Composition. When taking photographs of animals at the zoo, remember the basic principles of photography, including composition. Remember to take photographs from different angles including different areas of the enclosure and different heights. Use both vertical and horizontal orientations when taking photographs. Also consider the background in your photograph. It shouldn’t be distracting and most appropriately it would contain the natural elements of the animals environment. When composing photographs, follow the rule of thirds.

Action. Capturing fast-moving animals can be tricky. To capture the action, use the highest shutter speed possible and a high ISO. If you have a motor drive or continuous mode, use it to take pictures quickly while pressing down on the shutter release. An alternative mention to show speed is to blur the background by panning. To pan, follow the direction of a moving subject with your camera while pressing the shutter release. Panning works more effectively with a manual focus lens.
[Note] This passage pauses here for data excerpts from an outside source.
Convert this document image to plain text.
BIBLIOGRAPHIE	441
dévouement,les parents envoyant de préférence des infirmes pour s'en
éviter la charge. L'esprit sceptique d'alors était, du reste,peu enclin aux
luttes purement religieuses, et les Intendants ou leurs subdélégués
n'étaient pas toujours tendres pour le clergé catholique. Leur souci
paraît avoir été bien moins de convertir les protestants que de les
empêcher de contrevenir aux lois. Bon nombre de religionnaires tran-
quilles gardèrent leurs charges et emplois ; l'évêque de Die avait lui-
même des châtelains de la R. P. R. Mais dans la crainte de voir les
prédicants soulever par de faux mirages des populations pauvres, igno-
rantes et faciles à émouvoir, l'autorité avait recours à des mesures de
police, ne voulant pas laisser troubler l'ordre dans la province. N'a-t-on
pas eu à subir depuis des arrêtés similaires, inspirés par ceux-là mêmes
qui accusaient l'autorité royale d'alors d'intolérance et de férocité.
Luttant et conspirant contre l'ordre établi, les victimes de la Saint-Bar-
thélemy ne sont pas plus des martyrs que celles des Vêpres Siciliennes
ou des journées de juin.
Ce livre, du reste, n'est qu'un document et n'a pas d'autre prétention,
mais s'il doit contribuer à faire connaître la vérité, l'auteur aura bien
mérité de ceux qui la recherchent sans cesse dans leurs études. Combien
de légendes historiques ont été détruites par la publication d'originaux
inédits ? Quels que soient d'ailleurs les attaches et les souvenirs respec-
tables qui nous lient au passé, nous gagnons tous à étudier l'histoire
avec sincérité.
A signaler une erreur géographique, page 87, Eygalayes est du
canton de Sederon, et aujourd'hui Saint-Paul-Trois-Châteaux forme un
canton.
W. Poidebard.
Long Distance. To get close-up shots of animals, use your zoom lens. A zoom lens can get close and capture the details of the animal.

Wire Cages. Wire cages are often used in zoos and you may need to take photographs of animals behind them. Get as close to the gate as you can and try to find a wide opening or a gap in the gate. Zoom and focus on the subject to get the best results. With a SLR camera you can use a long focal length and a wide aperture (4.0 or higher) for great results.

Glass.  If an enclosure has an area without glass, try taking a photograph from that area first. If there is nowhere else to take the photograph, then find a spot where the glass is clean  and scratch-free. Also avoid using a flash, as the resulting reflection will mar the photograph. If you are using an SLR, set a wide aperture and use the highest shutter speed necessary. Holding the camera at a right angle and focusing on your subject will allow you to take the best photographs. In my sea otter photograph I stood behind a water-drenched glass. In the final image you can see the spots from the water around the edges of the photograph but the subject stayed in focus.

Post-Processing. If you edit your photographs using a photo-processing program, take advantage of the process to make the images better. Adjust the color balance and levels and crop the photograph to get the best image possible.

With some basic photographic techniques you’ll be ready to photograph your next zoo outing.